Notice we have more LOB pages for the random data vs. the uniform data – as expected.

Segment Metadata

image thumb8 Exploring Columnstore Index Batch Sizes

Notice the higher on_disk_size and the varying min/max data ranges per segment.  Also notice that with the random, more unique data, there only one of the columns (our tinyint column) has a primary_dictionary.

Dictionary Metadata

image thumb9 Exploring Columnstore Index Batch Sizes

And we see one dictionary entry for our tinyint column.

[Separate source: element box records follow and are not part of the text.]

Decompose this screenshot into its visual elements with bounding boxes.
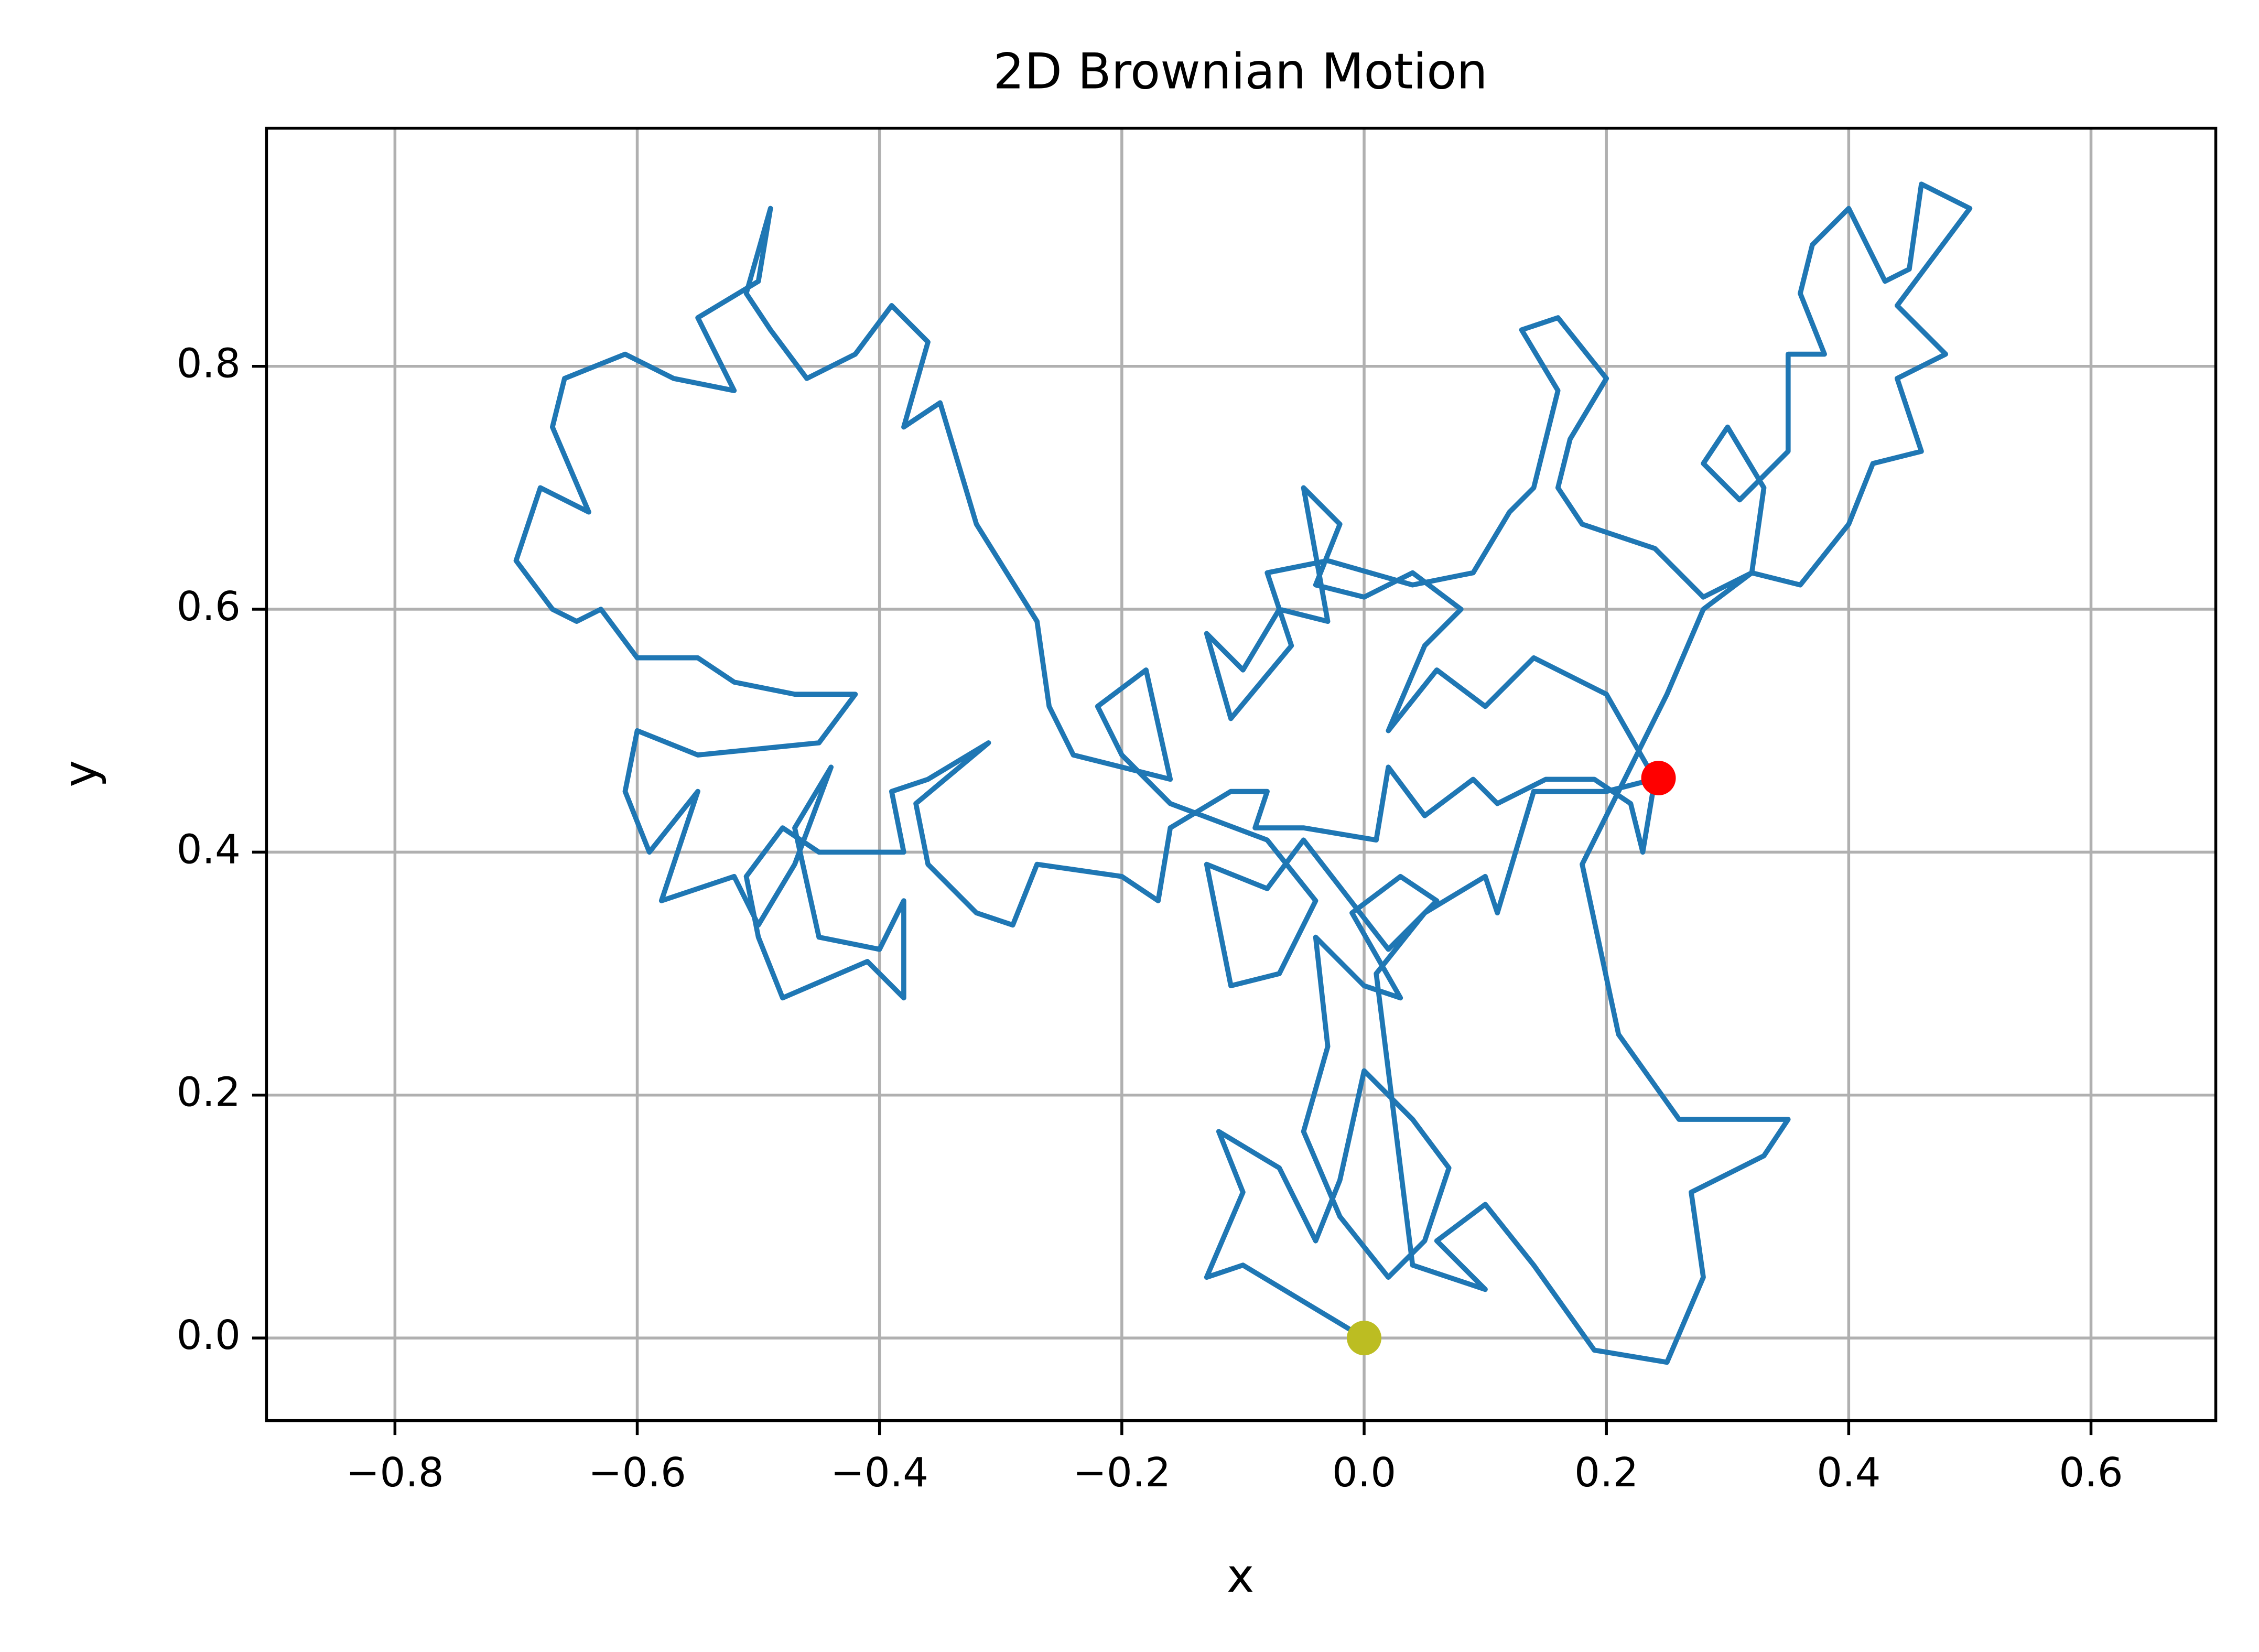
point-marker bbox=[1347, 1321, 1382, 1356]
y-tick-label: 0.4 bbox=[177, 826, 241, 873]
x-tick-label: 0.2 bbox=[1574, 1450, 1638, 1496]
x-axis-label: x bbox=[1227, 1549, 1254, 1603]
ticks: −0.8 −0.6 −0.4 −0.2 0.0 0.2 0.4 0.6 0.0 0.2 0.4 0.6… bbox=[177, 341, 2123, 1496]
y-tick-label: 0.6 bbox=[177, 584, 241, 630]
x-tick-label: −0.6 bbox=[588, 1450, 686, 1496]
grid bbox=[266, 128, 2216, 1421]
x-tick-label: −0.2 bbox=[1073, 1450, 1171, 1496]
x-tick-label: −0.4 bbox=[830, 1450, 928, 1496]
x-tick-label: −0.8 bbox=[346, 1450, 444, 1496]
axes-frame bbox=[265, 126, 2218, 1422]
point-marker bbox=[1641, 761, 1676, 796]
y-tick-label: 0.8 bbox=[177, 341, 241, 387]
y-tick-label: 0.2 bbox=[177, 1070, 241, 1116]
trajectory-line bbox=[513, 181, 1973, 1365]
plot-area bbox=[513, 181, 1973, 1365]
y-tick-label: 0.0 bbox=[177, 1312, 241, 1359]
chart-title: 2D Brownian Motion bbox=[993, 43, 1488, 100]
x-tick-label: 0.0 bbox=[1332, 1450, 1396, 1496]
x-tick-label: 0.6 bbox=[2059, 1450, 2123, 1496]
x-tick-label: 0.4 bbox=[1817, 1450, 1880, 1496]
y-axis-label: y bbox=[53, 760, 107, 787]
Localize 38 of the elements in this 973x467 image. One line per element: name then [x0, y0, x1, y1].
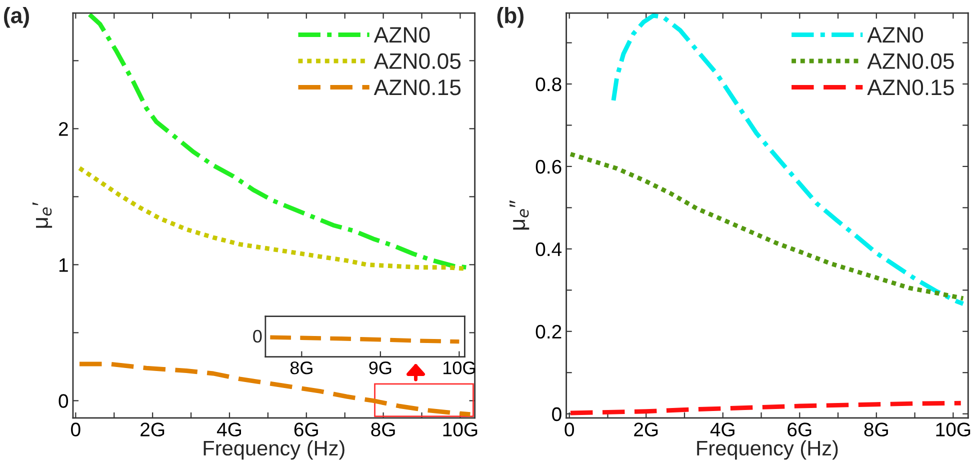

Revisiting our original test query, the plan shape changes somewhat (additional Parallel Gather Streams), given that we now actually have 256 rows returned based on the tinyint column:

image thumb10 Exploring Columnstore Index Batch Sizes

As for row distribution across threads, we still see one thread handling the batch-mode operations and then a spread of the row-mode rows across the other operators:

image thumb11 Exploring Columnstore Index Batch Sizes

Now as for the number of batches, we see the following:

image thumb12 Exploring Columnstore Index Batch Sizes

So 1,280 batches over 1,048,576 rows.  Averaging 819.2 rows per batch, vs. our previous test’s 899.29 rows.

There is more to explore on this subject – but that’s all for today as I’m about to jump on a plane to Chicago to help deliver IE2: Immersion Event on Performance Tuning.